Already within the composer's lifetime the work became the best-known of all the Chôros (Appleby 2002, 87). In the second half of the work, Villa-Lobos introduces a popular melody, originally a schottische called Yará, written by Anacleto de Medeiros. In a slower tempo, sung to a poem written by Villa-Lobos's friend and former fellow chorão, Catulo da Paixão Cearense, it had become a popular song, "Rasga o coração" (Rend the Heart). It was in this form that Villa-Lobos used both the melody and the words, and he used the song's title as a subtitle for the Chôros, together with an acknowlegdement, "D'après la poésie de Catullo Cearence" [sic]. The poet attended the 1926 premiere of Chôros No. 10 in the Teatro Lírico, and was overcome with emotion, embracing the composer in a gesture of gratitude (Wright 1992, 72). Unfortunately, in a moment of financial distress, Catulo had sold the rights of all his literary works to a man named Guimarães Martins, who evidently remained ignorant of Villa-Lobos's use of the text for nearly thirty years until by chance, at a demonstration of new gramophone players at the Ministry of Education in Rio de Janeiro, a recording of the work was used as an example. Martins initiated a breach of copyright action against Villa-Lobos, which was finally resolved only in 1956—in the composer's favour. Nevertheless, the performance of the work Villa-Lobos recorded in Paris in May 1957 substituted neutral syllables for Catulo's text, and when the publisher Max Eschig reissued the score in 1975, the text was likewise removed. Most performances since then, however, have restored the words of Catulo's poem (Appleby 2002, 87; Wright 1992, 72)

Analysis

Chôros No. 10 falls into two main sections, the first for orchestra alone, the second adding a mixed choir. The question of the further subdivision of part one is less certain. It can be regarded as falling into two subdivisions: a rhythmically energetic impetus (page numbers 1–18) and an impressionistic noctume, with the tempo marking Lent (page numbers 18–35) (Tarasti 1995, 123–24).

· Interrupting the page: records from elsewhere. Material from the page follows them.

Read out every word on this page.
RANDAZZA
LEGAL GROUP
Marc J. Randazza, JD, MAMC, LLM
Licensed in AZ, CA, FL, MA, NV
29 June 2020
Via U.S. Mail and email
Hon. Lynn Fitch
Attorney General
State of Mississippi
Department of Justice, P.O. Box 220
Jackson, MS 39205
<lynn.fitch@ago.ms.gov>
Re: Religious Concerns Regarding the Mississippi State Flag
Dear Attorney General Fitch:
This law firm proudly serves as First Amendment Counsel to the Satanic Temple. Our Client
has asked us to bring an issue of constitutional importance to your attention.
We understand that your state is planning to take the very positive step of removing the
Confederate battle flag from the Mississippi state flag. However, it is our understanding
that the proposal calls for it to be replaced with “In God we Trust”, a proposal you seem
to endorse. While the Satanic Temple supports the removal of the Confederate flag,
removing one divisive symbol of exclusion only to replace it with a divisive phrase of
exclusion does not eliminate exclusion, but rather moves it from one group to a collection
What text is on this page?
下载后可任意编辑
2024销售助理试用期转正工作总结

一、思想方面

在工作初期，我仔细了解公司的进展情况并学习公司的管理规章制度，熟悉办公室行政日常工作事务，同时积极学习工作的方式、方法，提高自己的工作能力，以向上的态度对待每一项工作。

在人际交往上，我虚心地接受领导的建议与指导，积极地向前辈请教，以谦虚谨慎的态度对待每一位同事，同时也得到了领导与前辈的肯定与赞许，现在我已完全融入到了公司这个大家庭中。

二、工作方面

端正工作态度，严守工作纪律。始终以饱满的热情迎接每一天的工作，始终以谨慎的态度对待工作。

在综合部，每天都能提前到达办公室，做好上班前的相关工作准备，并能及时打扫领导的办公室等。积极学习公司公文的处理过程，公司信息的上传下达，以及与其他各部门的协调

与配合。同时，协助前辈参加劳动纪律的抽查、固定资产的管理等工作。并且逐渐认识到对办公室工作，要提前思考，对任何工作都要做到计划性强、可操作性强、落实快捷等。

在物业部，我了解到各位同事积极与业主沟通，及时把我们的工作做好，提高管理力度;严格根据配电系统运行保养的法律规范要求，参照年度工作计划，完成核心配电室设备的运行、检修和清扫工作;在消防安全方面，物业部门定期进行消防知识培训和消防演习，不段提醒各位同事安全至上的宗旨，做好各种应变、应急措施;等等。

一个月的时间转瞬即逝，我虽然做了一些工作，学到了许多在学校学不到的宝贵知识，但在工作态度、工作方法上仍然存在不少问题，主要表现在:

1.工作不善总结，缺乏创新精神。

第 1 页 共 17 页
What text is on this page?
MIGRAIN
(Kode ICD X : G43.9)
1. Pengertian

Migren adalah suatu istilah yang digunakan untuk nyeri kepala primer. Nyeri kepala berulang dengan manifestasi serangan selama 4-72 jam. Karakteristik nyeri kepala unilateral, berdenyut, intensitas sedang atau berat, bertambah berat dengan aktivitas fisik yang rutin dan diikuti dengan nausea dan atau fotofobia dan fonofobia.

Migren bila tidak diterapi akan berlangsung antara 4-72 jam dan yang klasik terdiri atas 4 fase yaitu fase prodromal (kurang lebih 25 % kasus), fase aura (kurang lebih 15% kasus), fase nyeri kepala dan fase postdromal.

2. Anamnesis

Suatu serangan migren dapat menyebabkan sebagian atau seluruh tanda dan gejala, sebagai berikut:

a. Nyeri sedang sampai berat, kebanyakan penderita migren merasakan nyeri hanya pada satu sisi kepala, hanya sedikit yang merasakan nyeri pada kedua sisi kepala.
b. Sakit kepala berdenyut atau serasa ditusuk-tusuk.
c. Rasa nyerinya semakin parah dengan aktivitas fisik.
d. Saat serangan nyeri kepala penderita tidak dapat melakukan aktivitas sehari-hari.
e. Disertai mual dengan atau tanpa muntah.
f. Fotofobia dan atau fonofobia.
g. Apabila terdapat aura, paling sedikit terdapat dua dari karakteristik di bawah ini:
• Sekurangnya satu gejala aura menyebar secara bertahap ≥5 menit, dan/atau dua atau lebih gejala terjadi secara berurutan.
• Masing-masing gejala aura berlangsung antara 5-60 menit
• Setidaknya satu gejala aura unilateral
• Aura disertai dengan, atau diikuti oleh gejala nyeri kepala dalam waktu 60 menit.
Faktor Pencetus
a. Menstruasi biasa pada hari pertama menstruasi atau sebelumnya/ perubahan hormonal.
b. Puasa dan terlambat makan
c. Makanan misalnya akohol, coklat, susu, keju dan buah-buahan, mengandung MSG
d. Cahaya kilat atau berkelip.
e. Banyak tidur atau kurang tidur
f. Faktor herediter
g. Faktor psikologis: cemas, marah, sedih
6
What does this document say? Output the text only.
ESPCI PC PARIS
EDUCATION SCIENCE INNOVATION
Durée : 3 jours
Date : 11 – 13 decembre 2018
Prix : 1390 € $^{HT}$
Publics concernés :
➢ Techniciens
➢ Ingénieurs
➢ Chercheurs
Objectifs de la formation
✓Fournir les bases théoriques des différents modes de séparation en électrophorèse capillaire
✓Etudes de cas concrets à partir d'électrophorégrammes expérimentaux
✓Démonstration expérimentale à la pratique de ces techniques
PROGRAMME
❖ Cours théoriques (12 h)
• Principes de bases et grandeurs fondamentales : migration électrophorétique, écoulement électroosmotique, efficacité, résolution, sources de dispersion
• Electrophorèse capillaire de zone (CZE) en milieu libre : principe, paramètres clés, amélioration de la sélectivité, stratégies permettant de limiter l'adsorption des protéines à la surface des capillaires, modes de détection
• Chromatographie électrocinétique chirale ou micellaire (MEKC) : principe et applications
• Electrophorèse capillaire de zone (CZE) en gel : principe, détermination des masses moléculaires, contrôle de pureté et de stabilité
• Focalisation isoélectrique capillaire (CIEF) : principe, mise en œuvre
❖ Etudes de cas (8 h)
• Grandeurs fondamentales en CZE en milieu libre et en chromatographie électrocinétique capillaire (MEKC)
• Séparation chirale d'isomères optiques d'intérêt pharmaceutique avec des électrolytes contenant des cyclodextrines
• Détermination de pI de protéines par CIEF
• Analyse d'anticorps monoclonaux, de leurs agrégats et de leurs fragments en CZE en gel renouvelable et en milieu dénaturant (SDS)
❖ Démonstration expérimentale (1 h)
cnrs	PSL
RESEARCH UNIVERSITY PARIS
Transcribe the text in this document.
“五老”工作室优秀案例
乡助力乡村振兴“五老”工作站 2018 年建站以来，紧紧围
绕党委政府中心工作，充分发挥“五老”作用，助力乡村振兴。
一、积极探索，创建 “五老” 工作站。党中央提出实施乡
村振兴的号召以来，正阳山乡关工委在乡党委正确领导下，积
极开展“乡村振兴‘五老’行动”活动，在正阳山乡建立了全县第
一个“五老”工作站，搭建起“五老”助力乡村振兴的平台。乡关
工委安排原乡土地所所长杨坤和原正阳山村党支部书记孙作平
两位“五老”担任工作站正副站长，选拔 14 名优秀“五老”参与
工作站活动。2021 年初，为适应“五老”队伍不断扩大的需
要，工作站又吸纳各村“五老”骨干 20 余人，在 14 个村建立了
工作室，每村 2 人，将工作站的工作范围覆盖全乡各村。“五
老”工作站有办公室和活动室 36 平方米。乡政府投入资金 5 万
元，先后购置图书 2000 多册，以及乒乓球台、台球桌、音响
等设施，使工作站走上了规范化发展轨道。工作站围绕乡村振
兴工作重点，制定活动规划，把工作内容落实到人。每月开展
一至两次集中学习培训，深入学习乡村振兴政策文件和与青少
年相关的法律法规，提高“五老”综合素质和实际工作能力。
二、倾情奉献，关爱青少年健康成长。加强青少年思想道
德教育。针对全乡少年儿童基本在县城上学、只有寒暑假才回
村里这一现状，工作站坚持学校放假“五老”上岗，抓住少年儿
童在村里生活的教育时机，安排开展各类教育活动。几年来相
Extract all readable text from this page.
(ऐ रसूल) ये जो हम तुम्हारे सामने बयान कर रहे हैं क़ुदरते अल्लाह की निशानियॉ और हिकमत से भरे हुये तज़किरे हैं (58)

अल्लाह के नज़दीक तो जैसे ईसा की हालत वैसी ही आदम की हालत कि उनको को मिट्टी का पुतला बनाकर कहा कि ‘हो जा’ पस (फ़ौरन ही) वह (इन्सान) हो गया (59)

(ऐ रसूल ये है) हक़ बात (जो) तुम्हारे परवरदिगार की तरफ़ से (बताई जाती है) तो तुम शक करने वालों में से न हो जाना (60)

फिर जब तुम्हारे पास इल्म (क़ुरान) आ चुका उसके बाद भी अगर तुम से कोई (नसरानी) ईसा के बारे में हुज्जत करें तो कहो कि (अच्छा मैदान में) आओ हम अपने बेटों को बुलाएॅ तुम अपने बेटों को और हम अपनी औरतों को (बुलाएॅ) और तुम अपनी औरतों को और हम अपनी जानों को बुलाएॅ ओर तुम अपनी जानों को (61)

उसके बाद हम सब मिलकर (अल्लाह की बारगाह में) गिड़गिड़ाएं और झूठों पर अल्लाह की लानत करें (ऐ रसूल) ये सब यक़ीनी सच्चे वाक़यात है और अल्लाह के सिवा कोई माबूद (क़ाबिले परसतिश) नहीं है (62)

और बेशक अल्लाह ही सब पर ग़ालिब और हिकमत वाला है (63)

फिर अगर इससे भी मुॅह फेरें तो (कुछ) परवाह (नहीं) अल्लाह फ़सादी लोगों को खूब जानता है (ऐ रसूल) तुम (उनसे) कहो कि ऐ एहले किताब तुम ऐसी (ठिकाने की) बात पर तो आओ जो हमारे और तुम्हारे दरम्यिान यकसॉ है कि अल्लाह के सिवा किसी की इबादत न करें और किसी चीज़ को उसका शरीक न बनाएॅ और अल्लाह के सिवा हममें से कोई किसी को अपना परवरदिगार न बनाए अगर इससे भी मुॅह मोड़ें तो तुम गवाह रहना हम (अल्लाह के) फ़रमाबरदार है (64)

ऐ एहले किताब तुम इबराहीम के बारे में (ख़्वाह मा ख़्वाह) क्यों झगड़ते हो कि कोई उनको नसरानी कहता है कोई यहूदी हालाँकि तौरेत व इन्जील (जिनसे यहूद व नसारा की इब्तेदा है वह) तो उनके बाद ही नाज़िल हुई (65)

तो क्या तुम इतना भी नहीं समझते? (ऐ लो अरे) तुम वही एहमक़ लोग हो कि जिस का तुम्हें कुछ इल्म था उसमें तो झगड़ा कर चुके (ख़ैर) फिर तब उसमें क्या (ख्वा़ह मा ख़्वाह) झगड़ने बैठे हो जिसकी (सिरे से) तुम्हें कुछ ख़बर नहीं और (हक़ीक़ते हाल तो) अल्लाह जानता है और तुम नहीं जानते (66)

The composer describes Amazonian birdsong as an important source of motivic material in the opening portion of Chôros No.10. The first thematic fragment, presented in the flute in bar 3, is "a transfigured melodic cell characteristic of the song of a rare bird of the Brazilian forests, called in some places Azulão da mata"—in English called blue-black grosbeak (Villa-Lobos 1972, 204).